After my comments this week about the need usefulness for ‘new media’ operators to have or develop a ‘traditional’ media sensibility, I pulled out my copy of Salisbury’s Without Fear or Favor and reacquainted myself with this great book about the NY Times. It’s like everything: Where you put your focus is where you produce your results.
This passage below, about the goings-on around news coverage of the Watergate break-in and the subsequent scandal which eventually brought down Richard Nixon, exposing him and his henchmen as filthy liars, touches on a principle …
Of all the stories put together by the young reporters [The Washington Post’s Woodward and Bernstein] this was the only one to misfire seriously and it misfired on a technicality, not on its essential truth.
But Frankel had touched a critical point. Times’ style and Times’ tradition did create difficulties. It is in the nature of investigative reporting that the reporter often learns more than he is able to attribute to quotable sources. People tell him things that they do not wish traced back. The reporter can put two and two together but he cannot spell out the arithmetic in his story. Times editors and copyreaders worried about such stories, sometimes rejected them, often held them up for rechecking and rewriting. (The same thing, of course, happened at the Post.)
Then there was a question of psychology. One editor who worked at that time in both Washington and New York was convinced that “nobody really thought it was story — just a cheap low-level crime of some kind. There was no perception in either Washington or New York of what it added up to.”
I don’t mean to come on all coy and mysterious, but there are things that I am told, and documents I am sent that enable me to ‘know’ stuff that I can’t elaborate on here. For good reasons. (Some of my coverage of odious spruikers and their confederates, for instance.) It’s the same with every journalist. That’s why sometimes you’ll read a story that seems disrespectful or harsh in ‘tone’ but doesn’t necessarily spell out all the facts to justify such treatment. (The ‘arithmetic’, in Salisbury’s parlance.)
Of course, the dark side of that is that sometimes a journo is ‘spun’ by a source — i.e. they’re fed a line of plausible bullshit in an attempt to manipulate the story. It is pretty awful realizing you’ve been used by someone who wanted to turn you into a (mis)guided missile. Or if you’ve backed off an angle in a story, or gone easy on a ‘player’ because they gamed you with a (false) tale of woe … It’s consciousness-expanding when it happens and just adds to the cynicism which the job already engenders.

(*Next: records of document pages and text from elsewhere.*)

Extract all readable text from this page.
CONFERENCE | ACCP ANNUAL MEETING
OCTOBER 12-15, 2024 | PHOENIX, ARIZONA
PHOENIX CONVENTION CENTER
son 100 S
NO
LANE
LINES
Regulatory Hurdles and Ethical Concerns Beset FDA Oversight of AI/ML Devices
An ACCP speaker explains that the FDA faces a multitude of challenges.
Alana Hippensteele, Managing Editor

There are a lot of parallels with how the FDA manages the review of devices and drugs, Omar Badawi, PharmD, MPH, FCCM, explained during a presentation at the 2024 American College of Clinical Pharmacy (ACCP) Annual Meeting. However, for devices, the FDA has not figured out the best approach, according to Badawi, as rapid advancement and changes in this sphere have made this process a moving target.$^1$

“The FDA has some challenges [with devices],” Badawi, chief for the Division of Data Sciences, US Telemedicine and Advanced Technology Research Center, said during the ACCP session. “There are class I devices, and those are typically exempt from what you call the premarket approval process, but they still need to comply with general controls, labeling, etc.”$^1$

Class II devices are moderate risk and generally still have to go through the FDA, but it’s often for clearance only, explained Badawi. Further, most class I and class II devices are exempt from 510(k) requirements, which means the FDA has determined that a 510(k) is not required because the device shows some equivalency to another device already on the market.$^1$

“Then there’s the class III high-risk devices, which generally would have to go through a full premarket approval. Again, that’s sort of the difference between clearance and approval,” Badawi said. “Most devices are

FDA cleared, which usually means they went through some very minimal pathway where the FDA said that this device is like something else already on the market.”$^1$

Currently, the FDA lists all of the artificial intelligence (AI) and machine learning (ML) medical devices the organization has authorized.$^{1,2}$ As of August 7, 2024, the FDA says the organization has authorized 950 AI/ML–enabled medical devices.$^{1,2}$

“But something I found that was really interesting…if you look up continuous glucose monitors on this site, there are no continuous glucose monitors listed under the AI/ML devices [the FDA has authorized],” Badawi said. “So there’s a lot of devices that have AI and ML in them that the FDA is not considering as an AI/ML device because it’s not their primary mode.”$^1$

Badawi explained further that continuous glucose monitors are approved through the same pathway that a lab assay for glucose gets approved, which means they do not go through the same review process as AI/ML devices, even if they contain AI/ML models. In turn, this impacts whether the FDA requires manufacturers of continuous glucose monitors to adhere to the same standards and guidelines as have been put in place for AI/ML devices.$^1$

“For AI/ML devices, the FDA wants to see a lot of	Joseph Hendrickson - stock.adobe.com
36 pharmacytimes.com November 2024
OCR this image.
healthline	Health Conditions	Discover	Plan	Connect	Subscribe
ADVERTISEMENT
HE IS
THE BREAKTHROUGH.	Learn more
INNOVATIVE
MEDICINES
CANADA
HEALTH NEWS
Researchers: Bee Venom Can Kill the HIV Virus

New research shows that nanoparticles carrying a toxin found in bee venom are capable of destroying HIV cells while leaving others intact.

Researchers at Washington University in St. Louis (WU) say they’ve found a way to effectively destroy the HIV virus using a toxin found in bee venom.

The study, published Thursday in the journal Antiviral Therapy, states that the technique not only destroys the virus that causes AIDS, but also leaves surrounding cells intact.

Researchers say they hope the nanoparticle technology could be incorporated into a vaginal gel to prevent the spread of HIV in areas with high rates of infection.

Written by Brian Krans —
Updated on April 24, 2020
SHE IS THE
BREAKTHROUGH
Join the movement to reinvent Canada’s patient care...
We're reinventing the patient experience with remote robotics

Some users sell you a sob story that makes you feel sorry for them … trying to tell you it’s not their deliberate actions or greed or innate ‘cookedness’ that got them (or their victims) into the sad situation. Some of them, being effectively con men, are very good at spinning that line.
We learn to make judgements and look for independent corroboration.
Anyway, just some thoughts.
– P
PS, all that said, as we discussed earlier, it’s still important — for credibility — to link to sources as much as possible. That’s the game: proving assertions and facts.